Wheat growers are expected to bear the brunt of a five-year record low in winter grain planting this season.
Rising fuel costs and mixed weather have been identified as major causes, global agribanker Rabobank says in its latest winter crop forecast.
Its forecast says the winter cropping area will fall to 23.1 million hectares this season, a fall of 8% on last year and 4.3% below the five-year average.
Wheat planting is expected to fall by 20.4% to 9.8m ha compared to last year and 24% down on the five-year average, to the annual outlook from the bank’s RaboResearch division.

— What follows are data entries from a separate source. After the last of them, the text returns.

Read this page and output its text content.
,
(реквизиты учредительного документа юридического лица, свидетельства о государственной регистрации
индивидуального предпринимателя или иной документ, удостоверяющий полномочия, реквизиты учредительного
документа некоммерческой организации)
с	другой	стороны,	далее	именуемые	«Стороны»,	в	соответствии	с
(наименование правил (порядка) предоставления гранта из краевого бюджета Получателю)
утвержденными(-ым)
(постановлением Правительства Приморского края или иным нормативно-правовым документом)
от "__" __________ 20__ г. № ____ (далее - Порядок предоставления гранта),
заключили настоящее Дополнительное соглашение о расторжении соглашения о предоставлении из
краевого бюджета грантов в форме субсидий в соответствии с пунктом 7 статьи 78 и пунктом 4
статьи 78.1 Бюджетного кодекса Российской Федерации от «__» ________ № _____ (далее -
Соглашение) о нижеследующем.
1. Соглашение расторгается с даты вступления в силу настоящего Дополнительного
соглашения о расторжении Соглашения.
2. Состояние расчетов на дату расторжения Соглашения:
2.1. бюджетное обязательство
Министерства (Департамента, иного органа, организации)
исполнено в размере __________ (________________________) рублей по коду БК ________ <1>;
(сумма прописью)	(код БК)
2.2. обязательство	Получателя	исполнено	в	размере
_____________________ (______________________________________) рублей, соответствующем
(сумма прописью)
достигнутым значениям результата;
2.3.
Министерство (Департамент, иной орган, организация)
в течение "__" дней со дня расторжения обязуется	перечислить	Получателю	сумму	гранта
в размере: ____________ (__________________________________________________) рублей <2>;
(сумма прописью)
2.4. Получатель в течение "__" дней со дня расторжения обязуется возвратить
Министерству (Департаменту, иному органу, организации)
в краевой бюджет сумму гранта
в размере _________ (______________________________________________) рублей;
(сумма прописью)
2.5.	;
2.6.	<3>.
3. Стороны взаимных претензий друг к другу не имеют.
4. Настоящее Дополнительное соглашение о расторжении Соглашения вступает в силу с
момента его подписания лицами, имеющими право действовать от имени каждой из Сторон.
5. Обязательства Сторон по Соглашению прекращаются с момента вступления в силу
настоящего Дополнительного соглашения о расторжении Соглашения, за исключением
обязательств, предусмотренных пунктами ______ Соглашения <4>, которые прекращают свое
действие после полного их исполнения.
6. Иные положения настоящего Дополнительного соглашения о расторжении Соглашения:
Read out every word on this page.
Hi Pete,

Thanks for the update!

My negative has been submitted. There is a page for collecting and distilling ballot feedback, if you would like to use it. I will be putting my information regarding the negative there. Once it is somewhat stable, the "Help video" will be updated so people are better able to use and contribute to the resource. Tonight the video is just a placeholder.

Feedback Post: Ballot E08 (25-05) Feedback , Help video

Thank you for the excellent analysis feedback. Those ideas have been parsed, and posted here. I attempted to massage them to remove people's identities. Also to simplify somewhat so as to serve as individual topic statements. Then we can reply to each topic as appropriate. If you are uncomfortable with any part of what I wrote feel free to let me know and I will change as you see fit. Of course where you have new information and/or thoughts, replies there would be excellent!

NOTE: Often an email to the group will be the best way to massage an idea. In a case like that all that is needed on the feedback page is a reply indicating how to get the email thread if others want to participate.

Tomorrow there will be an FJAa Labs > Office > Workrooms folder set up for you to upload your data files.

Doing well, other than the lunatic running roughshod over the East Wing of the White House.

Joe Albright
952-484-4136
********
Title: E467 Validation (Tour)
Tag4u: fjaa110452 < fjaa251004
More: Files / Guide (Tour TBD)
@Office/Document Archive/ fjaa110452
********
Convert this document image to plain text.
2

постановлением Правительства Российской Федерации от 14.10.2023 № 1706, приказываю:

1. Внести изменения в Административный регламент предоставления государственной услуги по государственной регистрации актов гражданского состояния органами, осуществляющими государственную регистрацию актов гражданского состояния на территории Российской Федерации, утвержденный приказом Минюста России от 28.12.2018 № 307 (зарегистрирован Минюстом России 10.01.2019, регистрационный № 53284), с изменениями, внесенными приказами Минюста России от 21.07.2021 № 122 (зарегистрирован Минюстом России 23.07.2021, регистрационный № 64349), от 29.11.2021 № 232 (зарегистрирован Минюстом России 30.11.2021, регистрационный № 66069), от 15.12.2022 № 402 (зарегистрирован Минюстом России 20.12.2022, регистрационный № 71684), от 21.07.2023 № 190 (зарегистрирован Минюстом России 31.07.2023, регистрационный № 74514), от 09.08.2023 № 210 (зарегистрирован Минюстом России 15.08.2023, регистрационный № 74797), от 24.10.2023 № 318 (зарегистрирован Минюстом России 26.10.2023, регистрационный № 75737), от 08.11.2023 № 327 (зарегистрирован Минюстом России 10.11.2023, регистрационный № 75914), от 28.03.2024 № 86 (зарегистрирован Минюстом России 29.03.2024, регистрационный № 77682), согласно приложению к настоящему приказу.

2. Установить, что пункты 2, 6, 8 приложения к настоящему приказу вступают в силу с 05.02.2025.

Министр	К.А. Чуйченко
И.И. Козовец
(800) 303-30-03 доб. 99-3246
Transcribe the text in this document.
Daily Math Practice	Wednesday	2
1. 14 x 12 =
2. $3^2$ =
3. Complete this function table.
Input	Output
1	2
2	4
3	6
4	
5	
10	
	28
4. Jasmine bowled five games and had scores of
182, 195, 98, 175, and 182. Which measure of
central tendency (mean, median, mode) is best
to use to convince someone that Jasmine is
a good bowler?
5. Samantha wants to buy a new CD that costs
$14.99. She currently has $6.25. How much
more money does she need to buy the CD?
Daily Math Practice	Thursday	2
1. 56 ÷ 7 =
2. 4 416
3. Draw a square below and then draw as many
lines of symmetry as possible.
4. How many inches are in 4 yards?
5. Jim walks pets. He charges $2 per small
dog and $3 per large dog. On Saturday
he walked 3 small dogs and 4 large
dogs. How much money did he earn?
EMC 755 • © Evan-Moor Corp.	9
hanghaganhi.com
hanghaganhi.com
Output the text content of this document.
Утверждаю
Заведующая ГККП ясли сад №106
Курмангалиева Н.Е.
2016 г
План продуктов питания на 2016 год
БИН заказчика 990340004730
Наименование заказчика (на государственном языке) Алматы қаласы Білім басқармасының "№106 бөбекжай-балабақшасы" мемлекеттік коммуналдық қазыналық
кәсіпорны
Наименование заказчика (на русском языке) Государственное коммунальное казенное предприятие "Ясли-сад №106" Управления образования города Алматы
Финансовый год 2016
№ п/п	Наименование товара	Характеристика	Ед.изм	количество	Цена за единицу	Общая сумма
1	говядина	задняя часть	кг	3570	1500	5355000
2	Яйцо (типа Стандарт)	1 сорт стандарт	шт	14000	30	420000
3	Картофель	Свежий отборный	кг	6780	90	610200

Barley, canola and pulse plantings are expected to increase on last year as they offer growers potentially stronger margins than wheat, says report author and RaboResearch senior grains and oilseeds analyst Vitor Pistoia.
CROP PROJECTIONS BY STATE
- Western Australia: to rise by 5.7% to a record 9.47m ha;
- Queensland: to fall 34.8 % to 1.06m ha;
- NSW: to fall by 29.2 % to 4.82m ha;
- South Australia: nearly stable at 3.99m ha (up 0.3%);
- Victoria: nearly stable at 3.74m ha (up 0.9%).
Pistoia says the differences reflect dry conditions across Queensland and northern NSW with better starts to the season across WA and SA.
UNEVEN START
“Australia enters the 2026-27 winter cropping season with a more uneven and weather-dependent cropping area than in recent years,” he says.
“The season is opening with a clear geographic split across cropping regions: conditions on the northern east coast, particularly in southern Queensland and northern NSW, have been dry through summer and early autumn, leaving limited topsoil moisture and delaying sowing.”
In contrast, Pistoia says, WA, SA, Victoria and southern NSW start the season with average or better soil moisture which allows for earlier seeding (including for canola in WA and SA, which was sown as early as late March).
“This marks a reversal from the past two seasons, when eastern regions of Australia held stronger soil moisture at this time and other parts of the country were waiting for the season to break,” he says.
“Recent rainfall which has fallen across some cropping regions in Queensland and NSW this month, while beneficial, will not be enough to support a full cropping program, as some regions require up to 100 millimetres of rainfall to replenish soil moisture.”
Looking at the new winter cropping season, Pistoia points to a likely “lower growing-season rainfall” with a high risk of El Nino conditions developing during winter and low probability of above-average rainfall across the wheatbelt.
“This means starting-season soil-moisture levels are expected to play a key role in determining yields this season, contributing to greater variability across the cropping belt,” he says.
With a warmer winter predicted for many cropping regions, frost risk may reduce but moisture demand will increase, Pistoia says.
FUEL AND OTHER COSTS
The report says higher costs like global fertiliser and diesel prices due to war in the Middle East were increasing production costs for Australian growers and influencing cropping decisions this quarter.
“These higher costs are encouraging shifts towards lower-input crops and contributing to a reduction in total cropping area,” Pistoia says.
While higher costs are likely to help lower grain production this year, the higher price of diesel may also reduce the amount of global grain on export markets, he says; some regions may choose to supply their local market rather than export it.
“This may potentially slow global grain movements later in the season to ports, providing some underlying support to international grain prices,” Pistoia said.